What is "elliptic function"

Elliptic \El*lip"tic\, Elliptical \El*lip"tic*al\, a. [Gr. ?: cf. F. elliptique. See Ellipsis.]

1. Of or pertaining to an ellipse; having the form of an ellipse; oblong, with rounded ends.

   The planets move in elliptic orbits.
   --Cheyne.

   The billiard sharp who any one catches, His doom's extremely hard He's made to dwell In a dungeon cell On a spot that's always barred. And there he plays extravagant matches In fitless finger-stalls On a cloth untrue With a twisted cue And elliptical billiard balls!
   --Gilbert and Sullivan (The Mikado: The More Humane Mikado Song)

2. Having a part omitted; as, an elliptical phrase.

3. leaving out information essential to comprehension; so concise as to be difficult to understand; obscure or ambiguous; -- of speech or writing; as, an elliptical comment.

   Elliptic chuck.
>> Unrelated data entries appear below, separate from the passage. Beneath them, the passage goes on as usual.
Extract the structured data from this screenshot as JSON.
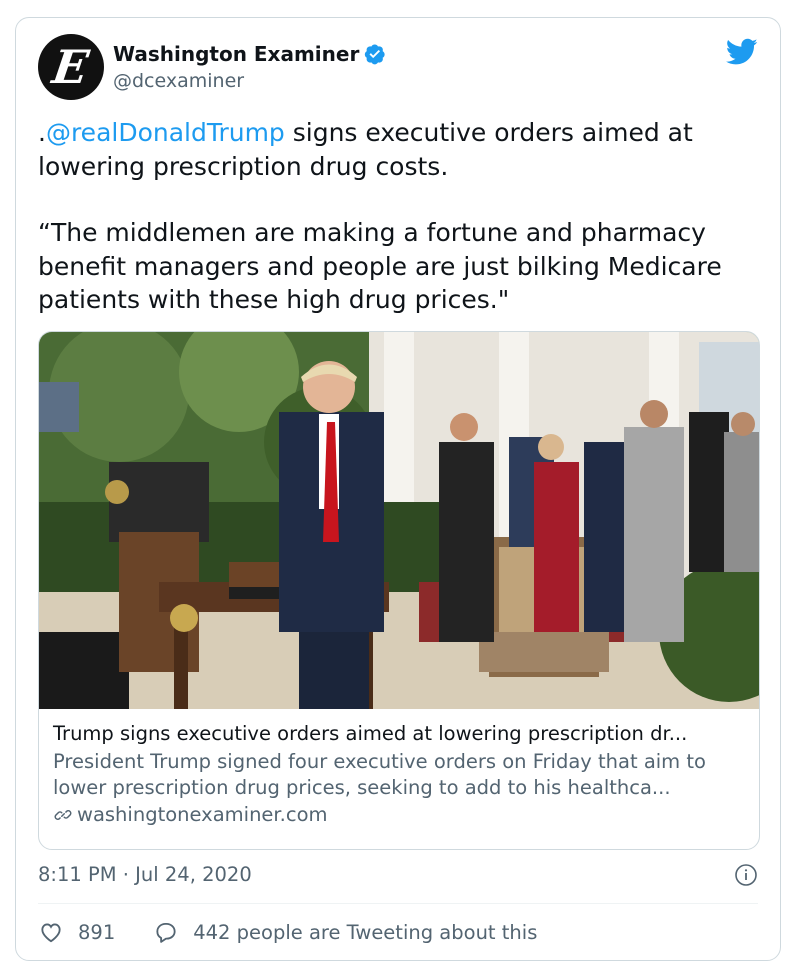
{
  "account": {
    "name": "Washington Examiner",
    "handle": "@dcexaminer",
    "avatar_letter": "E",
    "verified_color": "#1d9bf0"
  },
  "tweet": {
    "prefix": ".",
    "mention": "@realDonaldTrump",
    "line1_rest": " signs executive orders aimed at lowering prescription drug costs.",
    "quote": "“The middlemen are making a fortune and pharmacy benefit managers and people are just bilking Medicare patients with these high drug prices.\""
  },
  "link_card": {
    "title": "Trump signs executive orders aimed at lowering prescription dr...",
    "description": "President Trump signed four executive orders on Friday that aim to lower prescription drug prices, seeking to add to his healthca...",
    "domain": "washingtonexaminer.com"
  },
  "timestamp": "8:11 PM · Jul 24, 2020",
  "actions": {
    "likes": "891",
    "replies_text": "442 people are Tweeting about this"
  },
  "colors": {
    "accent": "#1d9bf0",
    "text": "#0f1419",
    "secondary": "#536471",
    "border": "#cfd9de"
  },
  "icons": [
    "avatar-logo",
    "verified-badge-icon",
    "twitter-bird-icon",
    "link-icon",
    "info-icon",
    "heart-icon",
    "reply-bubble-icon"
  ]
}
See under Chuck.

   Elliptic compasses, an instrument arranged for drawing ellipses.

   Elliptic function. (Math.) See Function.

   Elliptic integral. (Math.) See Integral.

   Elliptic polarization. See under Polarization.

n. (context mathematics English) Any function of a complex variable which is periodic in two directions

In complex analysis, an elliptic function is a meromorphic function that is periodic in two directions. Just as a periodic function of a real variable is defined by its values on an interval, an elliptic function is determined by its values on a fundamental parallelogram, which then repeat in a lattice. Such a doubly periodic function cannot be holomorphic, as it would then be a bounded entire function, and by Liouville's theorem every such function must be constant. In fact, an elliptic function must have at least two poles (counting multiplicity) in a fundamental parallelogram, as it is easy to show using the periodicity that a contour integral around its boundary must vanish, implying that the residues of all simple poles must cancel.

Historically, elliptic functions were first discovered by Niels Henrik Abel as inverse functions of elliptic integrals, and their theory was improved by Carl Gustav Jacobi; these in turn were studied in connection with the problem of the arc length of an ellipse, whence the name derives. Jacobi's elliptic functions have found numerous applications in physics, and were used by Jacobi to prove some results in elementary number theory. A more complete study of elliptic functions was later undertaken by Karl Weierstrass, who found a simple elliptic function in terms of which all the others could be expressed. Besides their practical use in the evaluation of integrals and the explicit solution of certain differential equations, they have deep connections with elliptic curves and modular forms.